British Sea Power
Valhalla Dancehall
Forse col senno di poi ho giudicato un po' frettolosamente la carriera dei British Sea Power successiva all'incantevole esordio The decline of the British Sea Power (2003). Rimango dell'idea che il pop magniloquente alla Echo & the Bunnymen di Open season (2005) e Do you like rock music? (2008) rimanga inferiore alle turbolenze power-pop e post-punk dell'esordio, però è sbagliato pensare che quella successiva non sia una fase dignitosa e a suo modo elegante e raffinata per la qualità delle composizioni musicali che la costituiscono.

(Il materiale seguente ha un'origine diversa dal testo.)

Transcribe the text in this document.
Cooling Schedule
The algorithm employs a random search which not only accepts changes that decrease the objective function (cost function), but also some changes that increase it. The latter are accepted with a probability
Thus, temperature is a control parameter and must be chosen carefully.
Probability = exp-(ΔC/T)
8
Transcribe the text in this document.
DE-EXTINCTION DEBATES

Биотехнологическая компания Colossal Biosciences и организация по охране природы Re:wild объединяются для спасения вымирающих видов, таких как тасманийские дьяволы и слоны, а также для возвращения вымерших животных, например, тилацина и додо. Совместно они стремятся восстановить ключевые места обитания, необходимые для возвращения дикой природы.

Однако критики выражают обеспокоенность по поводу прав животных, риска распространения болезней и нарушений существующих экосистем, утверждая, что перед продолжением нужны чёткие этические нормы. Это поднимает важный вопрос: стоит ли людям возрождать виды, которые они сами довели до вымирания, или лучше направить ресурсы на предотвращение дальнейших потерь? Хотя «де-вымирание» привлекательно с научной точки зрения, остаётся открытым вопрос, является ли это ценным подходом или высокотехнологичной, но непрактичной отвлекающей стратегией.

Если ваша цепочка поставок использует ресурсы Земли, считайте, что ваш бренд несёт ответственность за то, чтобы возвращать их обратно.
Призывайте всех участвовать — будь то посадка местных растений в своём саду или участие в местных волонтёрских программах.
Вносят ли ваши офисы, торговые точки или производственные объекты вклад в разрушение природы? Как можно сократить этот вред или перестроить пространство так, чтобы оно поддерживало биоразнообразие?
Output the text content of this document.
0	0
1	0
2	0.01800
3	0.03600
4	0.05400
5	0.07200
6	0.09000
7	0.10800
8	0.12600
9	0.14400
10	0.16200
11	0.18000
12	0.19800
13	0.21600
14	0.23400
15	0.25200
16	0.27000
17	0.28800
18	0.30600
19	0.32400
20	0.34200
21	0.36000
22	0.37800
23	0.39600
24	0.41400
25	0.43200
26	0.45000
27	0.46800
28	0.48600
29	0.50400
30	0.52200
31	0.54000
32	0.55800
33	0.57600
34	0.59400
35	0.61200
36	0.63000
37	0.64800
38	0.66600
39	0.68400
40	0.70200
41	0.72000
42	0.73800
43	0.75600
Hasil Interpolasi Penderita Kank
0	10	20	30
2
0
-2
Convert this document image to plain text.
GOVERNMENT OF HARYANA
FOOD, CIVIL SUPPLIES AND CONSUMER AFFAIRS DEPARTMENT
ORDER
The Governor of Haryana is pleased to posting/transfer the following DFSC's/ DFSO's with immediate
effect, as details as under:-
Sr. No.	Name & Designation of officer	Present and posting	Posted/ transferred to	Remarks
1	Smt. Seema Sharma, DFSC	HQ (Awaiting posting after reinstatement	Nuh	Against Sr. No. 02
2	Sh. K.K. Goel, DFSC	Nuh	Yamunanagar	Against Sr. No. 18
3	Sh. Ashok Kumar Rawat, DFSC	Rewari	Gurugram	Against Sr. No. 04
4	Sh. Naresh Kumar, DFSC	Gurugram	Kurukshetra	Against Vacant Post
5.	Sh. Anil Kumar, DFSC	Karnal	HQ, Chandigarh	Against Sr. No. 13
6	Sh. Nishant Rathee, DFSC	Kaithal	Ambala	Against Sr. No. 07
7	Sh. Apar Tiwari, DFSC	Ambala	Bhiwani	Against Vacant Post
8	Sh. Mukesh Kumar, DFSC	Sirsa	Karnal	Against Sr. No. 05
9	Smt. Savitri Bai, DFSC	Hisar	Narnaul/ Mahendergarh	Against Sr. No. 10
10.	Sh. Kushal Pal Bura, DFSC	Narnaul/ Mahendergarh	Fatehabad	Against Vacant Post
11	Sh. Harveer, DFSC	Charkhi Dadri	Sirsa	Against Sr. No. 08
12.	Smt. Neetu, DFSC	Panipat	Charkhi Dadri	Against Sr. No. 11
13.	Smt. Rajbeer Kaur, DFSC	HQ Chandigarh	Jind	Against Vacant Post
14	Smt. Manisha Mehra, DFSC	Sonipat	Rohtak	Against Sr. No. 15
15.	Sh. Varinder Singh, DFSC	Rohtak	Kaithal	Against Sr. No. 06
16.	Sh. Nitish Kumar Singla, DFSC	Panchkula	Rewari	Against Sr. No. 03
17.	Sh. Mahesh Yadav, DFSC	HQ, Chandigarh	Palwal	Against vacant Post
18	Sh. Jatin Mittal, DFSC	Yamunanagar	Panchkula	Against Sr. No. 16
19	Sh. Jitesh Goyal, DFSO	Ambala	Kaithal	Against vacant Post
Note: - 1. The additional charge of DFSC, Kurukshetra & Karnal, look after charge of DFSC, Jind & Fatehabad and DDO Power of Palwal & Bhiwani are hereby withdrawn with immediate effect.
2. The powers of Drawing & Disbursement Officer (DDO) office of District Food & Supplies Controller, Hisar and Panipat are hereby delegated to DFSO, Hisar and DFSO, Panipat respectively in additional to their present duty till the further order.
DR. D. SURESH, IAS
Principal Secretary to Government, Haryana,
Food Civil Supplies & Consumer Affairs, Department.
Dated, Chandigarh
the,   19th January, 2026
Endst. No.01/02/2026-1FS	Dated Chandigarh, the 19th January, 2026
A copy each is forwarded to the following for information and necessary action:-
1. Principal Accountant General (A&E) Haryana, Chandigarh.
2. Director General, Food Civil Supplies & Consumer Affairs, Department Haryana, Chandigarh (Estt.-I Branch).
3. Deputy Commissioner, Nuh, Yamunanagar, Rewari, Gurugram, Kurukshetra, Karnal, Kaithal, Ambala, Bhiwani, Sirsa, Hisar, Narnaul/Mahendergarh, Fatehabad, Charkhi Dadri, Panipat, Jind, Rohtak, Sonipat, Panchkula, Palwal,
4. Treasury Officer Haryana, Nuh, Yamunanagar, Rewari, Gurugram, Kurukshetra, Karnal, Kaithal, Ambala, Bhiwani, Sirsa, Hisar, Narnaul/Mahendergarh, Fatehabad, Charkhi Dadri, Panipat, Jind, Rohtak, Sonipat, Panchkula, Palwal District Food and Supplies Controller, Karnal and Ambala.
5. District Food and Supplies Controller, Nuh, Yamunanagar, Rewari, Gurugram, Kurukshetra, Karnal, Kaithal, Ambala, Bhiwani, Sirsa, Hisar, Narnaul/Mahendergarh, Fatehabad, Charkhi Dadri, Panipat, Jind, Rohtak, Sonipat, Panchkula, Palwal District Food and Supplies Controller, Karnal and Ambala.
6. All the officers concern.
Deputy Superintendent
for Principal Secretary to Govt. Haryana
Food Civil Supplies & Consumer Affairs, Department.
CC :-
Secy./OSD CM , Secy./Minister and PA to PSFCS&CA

Nota a parte il primo motivo di giubilo per Valhalla dancehall è il ritorno ad una più accesa eterogeneità (è un caso la presenza in produzione di Graham Sutton, già al lavoro lo scorso anno sul sorprendente Hidden dei These New Puritans?) che rimescola diversi mazzi di carte, rispolverando addirittura la virulente frenesia del primo disco, con quelle isterie energetiche e stilettate post-punk dei Pixies sparse qua e là (Thin Black Sail, Stunde Null), anche se appesantite talvolta da riffoni “realmente” britannici (Who`s In Control).
Altra presenza consistente quella di varianti del post-rock: gli 11 minuti di Once More Now ne sono l'esempio più consistente, ma si gioca molto tra i generi unendo slo-core e dream-pop in Baby (anche se l'effetto è un po' troppo stantìo e impalpabile) o aggiungendoci un soffio caldo di shoegaze nell'ammaliante Cleaning Out The Rooms.
C'è poi l'episodio anomalo ma riuscito di Mongk II: voce filtrata secondo le modalità classiche del dark e arrangiamenti waveggianti, con l'impressione di sentire un elegante brano in stile Echo & The Bunnymen come avrebbero voluto farlo gli ultimi poco ispirati Interpol.
E infine l'immersione nel variegato mondo alt-pop, in bilico tra tendenze sad-rock alla Greg Dulli (We are sound), solarità estive e frizzanti (Living Is So Easy, Observe The Skies) e sentimentalità glam barcollanti tra David Bowie, Suede ed i persistenti Echo & the Bunnymen (Luna, Georgie Ray).
Forse il limite più grande è proprio qui: nella mancanza di spunti melodici di rilievo in grado di spiccare e far ingranare una marcia in più a Valhalla Dancehall. I British Sea Power confermano di raggiungere i risultati migliori quando lasciano scorrere libero il loro estro creativo, che ciò porti a strumentali semi-sperimentali o ad un ritorno alle ingenuità vitalistiche dello spirito punk. La fissazione di voler scrivere la canzone pop perfetta è comprensibile e porta a risultati di rilievo (la ballatona Georgie Ray ad esempio), ma sulla lunga appesantisce il disco con puri riempitivi (Heavy Water), togliendogli personalità e dinamicità.
Nonostante questi limiti Valhalla Dancehall appare senza dubbio il miglior disco prodotto dal gruppo dopo l'esordio spumeggiante di The decline of the British Sea Power. Il che basta e avanza.